Edgewalker

I am an edge­walk­er. I am some strange amphib­ian in a world of lakes and raised dikes. I cross from one body of water to anoth­er, swim­ming on the sur­face, per­haps por­pois­ing down, though nev­er to the bot­tom. The bot­tom is deep­er than I am will­ing to go. I wan­der always, rest­less to see more. Each lake is new; the thick­ness of the water, it’s con­sis­ten­cy, it’s chill or sun-warmth. I am a con­nois­seur of water, I taste it in my skin, fil­ter out oxy­gen through my gills, feel the var­ied press of it between my webbed toes as I swim.

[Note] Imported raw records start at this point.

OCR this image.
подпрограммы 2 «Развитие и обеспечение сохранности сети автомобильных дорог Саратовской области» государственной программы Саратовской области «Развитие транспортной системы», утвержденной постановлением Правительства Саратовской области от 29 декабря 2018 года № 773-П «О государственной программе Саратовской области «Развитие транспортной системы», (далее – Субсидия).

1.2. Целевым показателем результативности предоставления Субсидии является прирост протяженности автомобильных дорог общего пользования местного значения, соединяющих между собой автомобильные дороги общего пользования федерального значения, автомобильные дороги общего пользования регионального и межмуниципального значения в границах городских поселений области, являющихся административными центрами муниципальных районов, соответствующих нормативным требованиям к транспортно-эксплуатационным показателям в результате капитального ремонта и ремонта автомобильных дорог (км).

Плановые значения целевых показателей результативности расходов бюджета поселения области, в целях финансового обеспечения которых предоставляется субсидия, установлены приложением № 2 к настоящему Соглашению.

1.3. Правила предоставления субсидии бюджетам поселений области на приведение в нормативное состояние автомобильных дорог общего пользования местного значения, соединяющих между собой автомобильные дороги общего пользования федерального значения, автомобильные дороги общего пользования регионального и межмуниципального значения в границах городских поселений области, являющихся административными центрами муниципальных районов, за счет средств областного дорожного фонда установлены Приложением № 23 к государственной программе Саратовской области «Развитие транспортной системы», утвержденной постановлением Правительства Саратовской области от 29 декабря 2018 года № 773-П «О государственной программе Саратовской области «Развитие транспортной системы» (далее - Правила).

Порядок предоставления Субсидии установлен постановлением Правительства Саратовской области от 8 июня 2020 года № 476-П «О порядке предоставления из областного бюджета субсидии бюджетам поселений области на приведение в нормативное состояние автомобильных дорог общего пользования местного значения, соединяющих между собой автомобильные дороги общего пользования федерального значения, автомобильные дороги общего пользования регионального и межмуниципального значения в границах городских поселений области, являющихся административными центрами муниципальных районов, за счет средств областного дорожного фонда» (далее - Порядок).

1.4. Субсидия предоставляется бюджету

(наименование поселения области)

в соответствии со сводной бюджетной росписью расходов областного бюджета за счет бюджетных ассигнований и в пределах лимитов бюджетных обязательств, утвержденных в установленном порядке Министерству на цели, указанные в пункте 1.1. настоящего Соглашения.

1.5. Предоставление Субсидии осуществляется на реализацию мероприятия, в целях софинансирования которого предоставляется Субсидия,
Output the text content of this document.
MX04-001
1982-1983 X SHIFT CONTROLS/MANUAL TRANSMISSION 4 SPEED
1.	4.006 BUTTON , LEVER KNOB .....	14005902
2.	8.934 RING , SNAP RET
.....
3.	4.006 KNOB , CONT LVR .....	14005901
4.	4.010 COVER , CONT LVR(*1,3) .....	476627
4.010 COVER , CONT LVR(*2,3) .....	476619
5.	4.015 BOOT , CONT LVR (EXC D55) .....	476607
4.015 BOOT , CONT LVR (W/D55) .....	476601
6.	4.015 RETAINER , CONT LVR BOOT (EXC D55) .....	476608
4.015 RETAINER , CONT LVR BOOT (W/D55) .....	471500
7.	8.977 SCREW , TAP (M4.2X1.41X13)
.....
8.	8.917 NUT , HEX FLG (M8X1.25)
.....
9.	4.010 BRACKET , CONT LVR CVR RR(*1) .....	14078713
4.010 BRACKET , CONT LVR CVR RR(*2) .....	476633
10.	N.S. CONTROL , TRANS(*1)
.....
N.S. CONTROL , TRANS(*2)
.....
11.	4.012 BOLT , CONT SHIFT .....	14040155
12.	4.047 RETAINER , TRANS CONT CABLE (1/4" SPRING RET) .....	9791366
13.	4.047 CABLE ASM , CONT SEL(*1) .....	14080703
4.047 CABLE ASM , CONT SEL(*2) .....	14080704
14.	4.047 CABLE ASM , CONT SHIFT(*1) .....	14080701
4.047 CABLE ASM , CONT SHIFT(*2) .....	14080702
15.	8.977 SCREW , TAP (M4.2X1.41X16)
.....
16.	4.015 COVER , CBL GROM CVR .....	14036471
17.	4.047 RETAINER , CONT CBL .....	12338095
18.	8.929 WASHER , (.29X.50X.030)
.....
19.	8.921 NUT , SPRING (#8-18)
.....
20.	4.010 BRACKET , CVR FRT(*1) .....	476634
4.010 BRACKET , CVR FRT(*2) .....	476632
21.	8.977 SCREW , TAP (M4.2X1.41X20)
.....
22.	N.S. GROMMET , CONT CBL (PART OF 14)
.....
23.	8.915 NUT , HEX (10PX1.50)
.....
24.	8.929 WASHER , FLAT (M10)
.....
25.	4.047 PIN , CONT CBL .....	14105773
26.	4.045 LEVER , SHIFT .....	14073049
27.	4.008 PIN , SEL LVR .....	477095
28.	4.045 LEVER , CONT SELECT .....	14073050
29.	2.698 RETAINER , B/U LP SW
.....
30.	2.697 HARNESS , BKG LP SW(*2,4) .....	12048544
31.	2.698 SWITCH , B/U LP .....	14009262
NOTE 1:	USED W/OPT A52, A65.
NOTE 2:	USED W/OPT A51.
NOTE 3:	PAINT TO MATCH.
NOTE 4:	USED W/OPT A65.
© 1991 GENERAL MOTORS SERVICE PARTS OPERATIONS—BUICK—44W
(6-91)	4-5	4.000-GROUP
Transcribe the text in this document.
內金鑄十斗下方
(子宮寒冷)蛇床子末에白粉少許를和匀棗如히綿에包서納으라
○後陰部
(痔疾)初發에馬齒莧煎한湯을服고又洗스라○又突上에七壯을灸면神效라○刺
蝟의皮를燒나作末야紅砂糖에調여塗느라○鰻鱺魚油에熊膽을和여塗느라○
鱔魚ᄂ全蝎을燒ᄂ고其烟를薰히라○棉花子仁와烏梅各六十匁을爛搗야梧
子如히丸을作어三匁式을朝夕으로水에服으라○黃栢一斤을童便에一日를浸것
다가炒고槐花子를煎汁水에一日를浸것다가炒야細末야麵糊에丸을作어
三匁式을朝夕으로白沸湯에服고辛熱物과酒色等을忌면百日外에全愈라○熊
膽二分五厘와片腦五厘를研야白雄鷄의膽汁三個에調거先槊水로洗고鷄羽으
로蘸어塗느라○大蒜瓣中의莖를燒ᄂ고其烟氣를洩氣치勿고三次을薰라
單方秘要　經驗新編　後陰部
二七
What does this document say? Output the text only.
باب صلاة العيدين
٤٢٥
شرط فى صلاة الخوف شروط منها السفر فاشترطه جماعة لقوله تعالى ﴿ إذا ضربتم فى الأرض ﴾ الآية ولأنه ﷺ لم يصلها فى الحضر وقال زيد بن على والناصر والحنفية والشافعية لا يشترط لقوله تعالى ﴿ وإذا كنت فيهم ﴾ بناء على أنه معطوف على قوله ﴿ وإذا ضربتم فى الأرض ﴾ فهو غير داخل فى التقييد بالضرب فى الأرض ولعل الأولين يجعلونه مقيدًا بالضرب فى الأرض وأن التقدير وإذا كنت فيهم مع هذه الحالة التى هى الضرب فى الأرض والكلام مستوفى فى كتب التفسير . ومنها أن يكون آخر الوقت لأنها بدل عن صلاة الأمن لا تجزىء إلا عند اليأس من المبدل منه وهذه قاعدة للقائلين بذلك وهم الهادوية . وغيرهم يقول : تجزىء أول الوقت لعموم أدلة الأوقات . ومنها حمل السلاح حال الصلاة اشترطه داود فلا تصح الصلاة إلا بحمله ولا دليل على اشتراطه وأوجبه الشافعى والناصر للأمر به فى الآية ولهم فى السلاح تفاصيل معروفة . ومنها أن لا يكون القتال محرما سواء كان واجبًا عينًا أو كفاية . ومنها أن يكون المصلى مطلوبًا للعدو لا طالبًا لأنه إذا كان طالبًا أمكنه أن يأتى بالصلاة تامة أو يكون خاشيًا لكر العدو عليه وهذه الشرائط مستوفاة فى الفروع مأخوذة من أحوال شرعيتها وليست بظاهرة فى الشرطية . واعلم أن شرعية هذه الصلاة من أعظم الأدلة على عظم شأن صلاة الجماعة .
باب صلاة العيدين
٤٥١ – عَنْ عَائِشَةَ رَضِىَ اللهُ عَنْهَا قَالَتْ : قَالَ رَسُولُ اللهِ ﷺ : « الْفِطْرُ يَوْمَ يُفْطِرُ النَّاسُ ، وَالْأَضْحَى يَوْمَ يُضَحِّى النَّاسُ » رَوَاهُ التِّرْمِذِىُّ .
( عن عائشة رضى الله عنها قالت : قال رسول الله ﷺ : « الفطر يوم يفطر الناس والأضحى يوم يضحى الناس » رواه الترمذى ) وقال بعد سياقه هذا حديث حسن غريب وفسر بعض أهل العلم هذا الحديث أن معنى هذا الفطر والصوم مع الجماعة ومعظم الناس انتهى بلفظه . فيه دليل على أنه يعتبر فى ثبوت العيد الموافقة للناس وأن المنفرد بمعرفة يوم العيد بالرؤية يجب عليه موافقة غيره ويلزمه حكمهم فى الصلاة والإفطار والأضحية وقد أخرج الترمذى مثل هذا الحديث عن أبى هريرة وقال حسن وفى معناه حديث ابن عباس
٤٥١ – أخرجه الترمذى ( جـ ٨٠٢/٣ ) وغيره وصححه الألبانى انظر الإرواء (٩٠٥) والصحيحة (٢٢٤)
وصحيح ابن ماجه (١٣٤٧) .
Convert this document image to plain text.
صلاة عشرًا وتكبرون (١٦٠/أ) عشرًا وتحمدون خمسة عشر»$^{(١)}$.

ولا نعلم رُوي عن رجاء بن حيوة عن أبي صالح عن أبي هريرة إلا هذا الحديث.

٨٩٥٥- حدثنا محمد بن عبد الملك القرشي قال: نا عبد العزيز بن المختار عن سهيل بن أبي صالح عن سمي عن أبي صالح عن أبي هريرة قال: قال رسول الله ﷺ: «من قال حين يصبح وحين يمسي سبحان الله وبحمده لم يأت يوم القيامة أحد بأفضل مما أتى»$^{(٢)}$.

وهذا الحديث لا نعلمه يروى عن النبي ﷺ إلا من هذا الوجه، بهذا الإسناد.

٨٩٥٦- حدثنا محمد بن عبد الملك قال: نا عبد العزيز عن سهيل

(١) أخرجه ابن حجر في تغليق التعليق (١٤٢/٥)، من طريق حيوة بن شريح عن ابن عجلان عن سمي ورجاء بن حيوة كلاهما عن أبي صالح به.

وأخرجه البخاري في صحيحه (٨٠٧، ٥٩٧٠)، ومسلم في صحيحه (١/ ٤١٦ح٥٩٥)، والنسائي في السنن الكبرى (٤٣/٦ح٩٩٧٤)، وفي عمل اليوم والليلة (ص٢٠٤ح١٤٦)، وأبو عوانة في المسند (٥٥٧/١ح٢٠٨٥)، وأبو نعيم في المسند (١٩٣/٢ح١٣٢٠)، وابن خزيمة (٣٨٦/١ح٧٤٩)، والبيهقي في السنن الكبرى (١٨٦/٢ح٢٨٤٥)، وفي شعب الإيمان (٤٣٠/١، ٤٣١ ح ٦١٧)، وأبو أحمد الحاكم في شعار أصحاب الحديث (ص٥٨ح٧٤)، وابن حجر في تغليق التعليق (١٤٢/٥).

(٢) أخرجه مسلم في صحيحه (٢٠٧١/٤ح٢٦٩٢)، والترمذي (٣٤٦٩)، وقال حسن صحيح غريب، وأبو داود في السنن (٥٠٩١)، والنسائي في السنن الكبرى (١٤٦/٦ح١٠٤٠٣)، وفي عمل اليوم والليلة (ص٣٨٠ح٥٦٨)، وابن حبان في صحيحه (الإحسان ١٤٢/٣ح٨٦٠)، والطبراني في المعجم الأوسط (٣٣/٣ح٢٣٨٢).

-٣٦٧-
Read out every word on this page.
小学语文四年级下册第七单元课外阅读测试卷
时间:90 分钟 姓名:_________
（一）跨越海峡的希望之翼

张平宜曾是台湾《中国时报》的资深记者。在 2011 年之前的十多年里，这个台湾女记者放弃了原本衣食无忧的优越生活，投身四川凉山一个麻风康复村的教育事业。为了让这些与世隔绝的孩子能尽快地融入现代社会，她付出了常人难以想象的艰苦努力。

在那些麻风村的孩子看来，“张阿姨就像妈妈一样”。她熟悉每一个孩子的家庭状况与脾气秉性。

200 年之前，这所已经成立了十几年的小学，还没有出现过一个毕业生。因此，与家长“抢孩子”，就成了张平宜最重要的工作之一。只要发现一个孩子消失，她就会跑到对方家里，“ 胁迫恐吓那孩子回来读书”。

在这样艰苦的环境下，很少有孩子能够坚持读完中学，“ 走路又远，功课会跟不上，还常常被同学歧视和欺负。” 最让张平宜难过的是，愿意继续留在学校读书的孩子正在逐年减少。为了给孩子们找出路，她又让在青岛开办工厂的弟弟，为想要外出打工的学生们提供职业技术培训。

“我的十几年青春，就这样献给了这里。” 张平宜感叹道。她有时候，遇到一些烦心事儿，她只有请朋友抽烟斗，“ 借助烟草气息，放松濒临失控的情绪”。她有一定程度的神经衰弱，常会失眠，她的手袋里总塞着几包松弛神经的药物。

I move knowl­edge from one lake to the next. It is a func­tion of mov­ing, at the core of my being; I always will move knowl­edge. It flows in and out of me, seek­ing some kind of equal osmot­ic pres­sure. In new lakes it rush­es in, in old lakes it leaks out. In every lake there is some­thing that can eat me, in every lake there is a small gar­den I can tend and eat from. I tend, for a while. Then I move on.

I haul myself out of one lake. Its inhab­i­tants mar­vel at my abil­i­ty to live out­side of the water. I know I am mere­ly crawl­ing where oth­ers can run. I cross to anoth­er, to a new realm with a new king and new laws. The pat­tern remains. In cross­ing from one to anoth­er I car­ry with me some of the old and the sparkle of the new. In some lakes I am king for a while. In some lakes I can bare­ly swim, the water is too slip­pery to sup­port me and I thrash to live, gain­ing the shore and gasp­ing for a while. Per­haps I wade in the shal­lows there for a while, peer­ing into the deep.

Occa­sion­al­ly I fly, in my dreams. I see all the lakes stretch­ing to the hori­zon; there is no end to them, no end to the new. The pat­tern repeats over and over, always slight­ly dif­fer­ent, always the same enough that I am home in any lake, and none.

In some lakes they fight each oth­er. In every lake, they fight each oth­er, strug­gling to see who is the best, who has the best ideas, the best way. They fight, and win, and die, all for the same lake.

Some are like me. I meet them on the high ground. We cross paths like bears in a wood; I see them, they see me. Per­haps we stop and smell for a while, sens­ing the trav­els and tra­vails and vic­to­ries of the oth­er. Then we move on, for bears do not run in packs, and only sel­dom gath­er to dance in a great cir­cle under the moon, silent in ecsta­sy that none oth­er know.

I wish, maybe, to live in just one lake, to know the cast of the bot­tom as a child’s basin and every plant and grain of grav­el and ancient gur­gling of his­to­ry in it, so that no mys­ter­ies remain. Then mys­tery calls me again, and I move to the next. I am an edgewalker.